Par Mehdi Liratni

Extrait du livre 100 idées pour accompagner la transidentité chez l’enfant et l’adolescent

Simone de Beauvoir disait : « On ne naît pas femme, on le devient. » La différence des « rôles » de genre entre hommes et femmes n’est pas inhérente aux différences biologiques, loin de là… Nous désignons alors cette éducation comme « genrée » : nous éduquons et interagissons avec les bébés de sexe féminin et les bébés de sexe masculin de manière différente, puis nous valorisons les enfants quand ils respectent bien ces codes genrés. En conséquence, les enfants renforcent, perpétuent et généralisent, entre eux, ces rôles dès le plus jeune âge dans leurs interactions sociales. L’éducation genrée est perpétuée d’une génération à une autre par la culture, les traditions, les religions, les parents et la famille élargie, les enseignants, les pairs/amis/camarades de classe, mais aussi par la littérature jeunesse et les dessins animés à succès qui véhiculent presque exclusivement des « stéréotypes » de genre. De nombreuses recherches (Fine, 2010, 2017) mettent en évidence que l’éducation genrée apparaît très précocement. Il est démontré, par exemple, que les adultes parlent différemment aux bébés en fonction de leur sexe : on parle avec une voix plus aiguë et une gestuelle plus douce aux bébés de sexe féminin et on interagit de manière plus « bagarreuse » avec un bébé de sexe masculin à qui l’on parle avec une voix plus grave. Dès les premiers mois de vie, nous « baignons » également les enfants dans des codes de couleurs « genrés » (rose pour les bébés de sexe féminin, bleu pour les bébés de sexe masculin) pour leurs habits, leurs jouets… Le genre est un critère identitaire central et l’un des premiers auquel l’enfant est assigné : sans même connaître ses goûts et sa personnalité, on lui attribue des vêtements et des codes correspondant à un rôle qu’il n’a pas choisi délibérément.
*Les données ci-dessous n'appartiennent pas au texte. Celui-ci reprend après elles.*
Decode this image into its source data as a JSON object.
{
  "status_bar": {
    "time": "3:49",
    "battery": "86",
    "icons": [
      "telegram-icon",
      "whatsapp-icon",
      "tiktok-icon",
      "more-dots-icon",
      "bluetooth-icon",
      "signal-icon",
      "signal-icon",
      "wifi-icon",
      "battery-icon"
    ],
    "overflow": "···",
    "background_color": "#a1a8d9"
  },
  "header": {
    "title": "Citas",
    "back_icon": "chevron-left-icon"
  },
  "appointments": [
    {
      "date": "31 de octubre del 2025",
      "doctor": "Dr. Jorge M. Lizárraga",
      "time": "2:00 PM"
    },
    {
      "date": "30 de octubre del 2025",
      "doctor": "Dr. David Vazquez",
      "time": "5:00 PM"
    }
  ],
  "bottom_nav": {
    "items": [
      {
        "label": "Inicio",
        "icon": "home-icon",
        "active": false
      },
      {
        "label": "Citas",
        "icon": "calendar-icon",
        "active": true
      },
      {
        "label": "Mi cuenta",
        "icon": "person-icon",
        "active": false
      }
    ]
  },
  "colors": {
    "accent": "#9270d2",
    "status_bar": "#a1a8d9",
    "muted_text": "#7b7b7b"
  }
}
Devant cette aberration, de nombreuses cultures, notamment en Scandinavie, proposent une éducation non genrée, au sein même de l’école publique. Un enfant n’est pas interpellé en fonction de son genre, mais toujours en fonction de son prénom. On ne sépare jamais les enfants en fonction de leur sexe biologique et on ne labellise jamais des activités, des couleurs, ou des attitudes en fonction d’un sexe biologique et d’un genre. Ce genre d’éducation ouvre grandement le champ des possibles. Paradoxalement, dans les pays les plus progressistes sur le sujet (rigueur sur la parité homme/femme, éducation non genrée…), les métiers demeurent extrêmement genrés, voire plus que dans d’autres pays (Stoet & Geary, 2018) : en Norvège par exemple, les métiers de l’ingénierie sont extrêmement masculinisés, et les métiers de santé très féminisés. Peut-être sous-estimons-nous alors les clichés et stéréotypes véhiculés par les médias de jeunesse (voir idée 9) et les parents qui, ensemble, pèsent davantage que l’éducation non genrée donnée à l’école. Inversement, l’Albanie ou l’Algérie, très culturellement ancrées dans les rôles de genre sur certains aspects, ont un taux plus élevé de femmes diplômées en Sciences (mathématiques, ingénierie, technologies) : dans ces pays aux conditions socio-économiques sensibles, cette inclinaison « féminine » serait expliquée par le fait que les métiers relatifs à la science donneraient accès à de bien meilleurs salaires. Le contexte parfois précaire de ces pays a alors encouragé les mentalités à évoluer pour « laisser » les femmes investir ces domaines quand elles le pouvaient.